Monday, May 30, 2011

Invocation Of Ahriman For Assistance of Az/Jeh/Lilith

Today, I meditated. As I have for the past few nights, I meditated on Set. The original Adversary. I am drawn to his story and his modification from great beloved God to Demon. It seems the God or Gods of an old religion invariably become the Devils and Demons of a new religion. Set took rather well to his role as Adversary and slew Osiris and battled Horus. My meditations have been quests for the rebellious and strong spirit inside, the self within me that can conquer all obstacles, pass any test the Adversary may put to me.
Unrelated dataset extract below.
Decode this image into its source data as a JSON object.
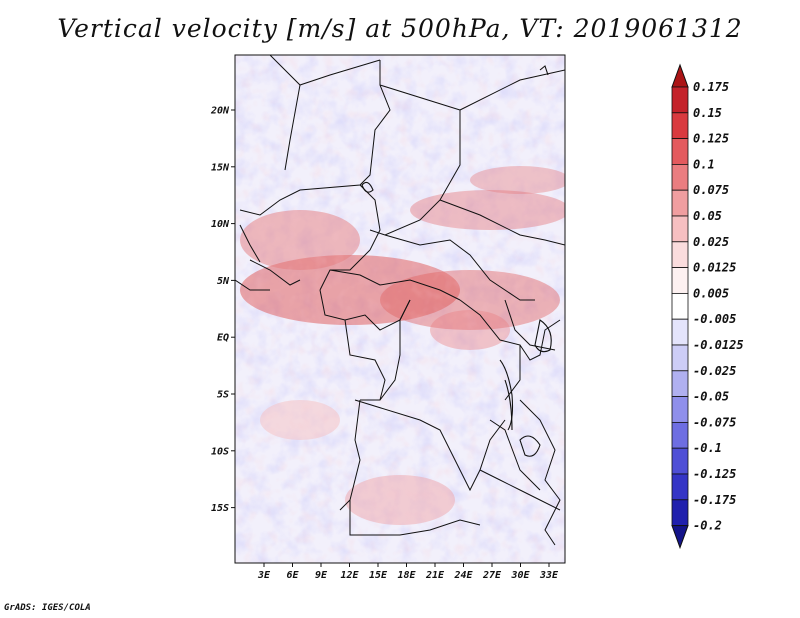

I do not feel like I am that person yet, but I am striving for it.

In light of this, what I did after my meditation makes sense. In some strands of Persian Zoroastrianism, Ahriman, their Adversary, suffers a defeat at the hands of the God of "Goodness." He hides in darkness for 3000 years. Nothing his demons tell him can rouse him to action. Until Jeh, identified with Az and Lilith in Luciferian circles, promises him to spawn demons that will destroy the forces of Ahriman's foe. Ahriman rises from his deep despair and kisses Jeh, causing her to menstruate. This is apparently a "curse" that is invented at this point in time, although it is obviously the result of the theology of men who were terrified of women and their natural cycles.
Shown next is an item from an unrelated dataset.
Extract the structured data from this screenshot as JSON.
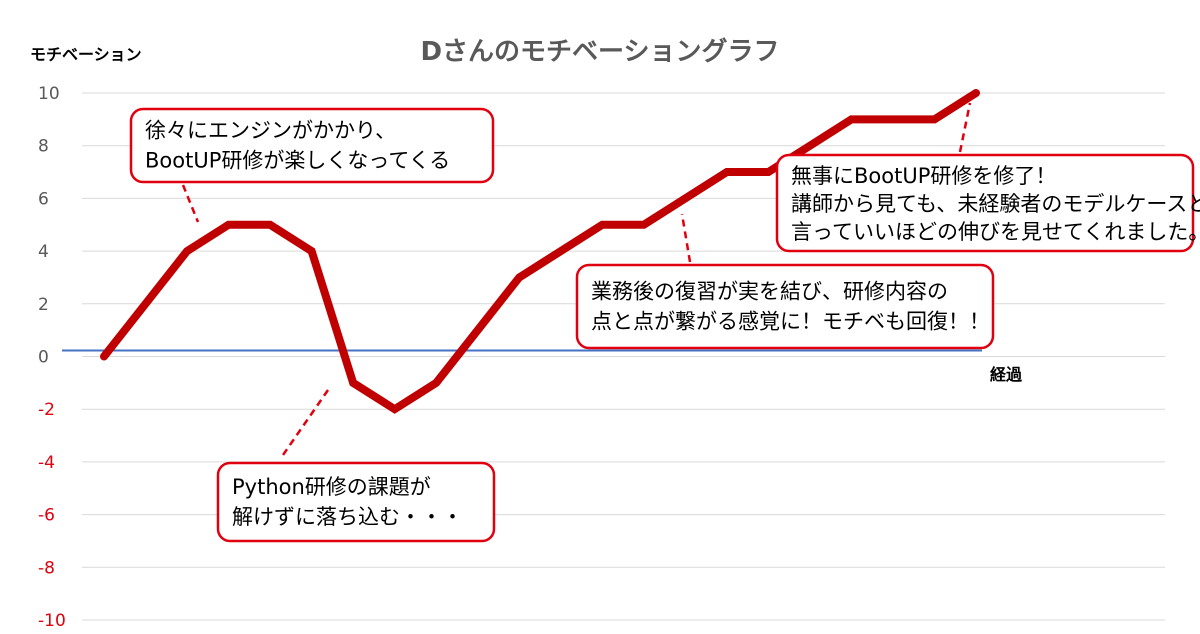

I invoked Ahriman in the darkness, lit by one candle. In the Luciferian way, I invoked him as a part of myself, despite the fact that I believe the Adversary is a real spiritual force. I requested from this inner Ahriman that he send me a Jeh/Az/Lilith to awaken me and my strength and free me from the chains of depression and anxiety I have been held in so long. I felt stronger during the ritual and the rest of the night. I feel I will have to repeat this ritual, with greater and greater intensity, until I finally receive from within myself the gift that I seek. Many people have told me that after all I've gone through, that I am strong. I will admit, I have dealt with things that would break some people. But that's not enough. I don't just want to be strong enough to cope with difficulty. I want to be strong enough to forge my own fate, no matter what stands in my way. This ritual is my attempt to do just that. To awaken the Adversarial Light within myself in such a brilliant blaze, it burns away the darkness of crushed hopes and dead dreams. I will rise again from the darkness. I will wage my battle against the Sheep Gods and the forces aligned against me. I will become my true self. I will conquer and control both the light and the darkness within and be master of my domain, which is my mind and soul.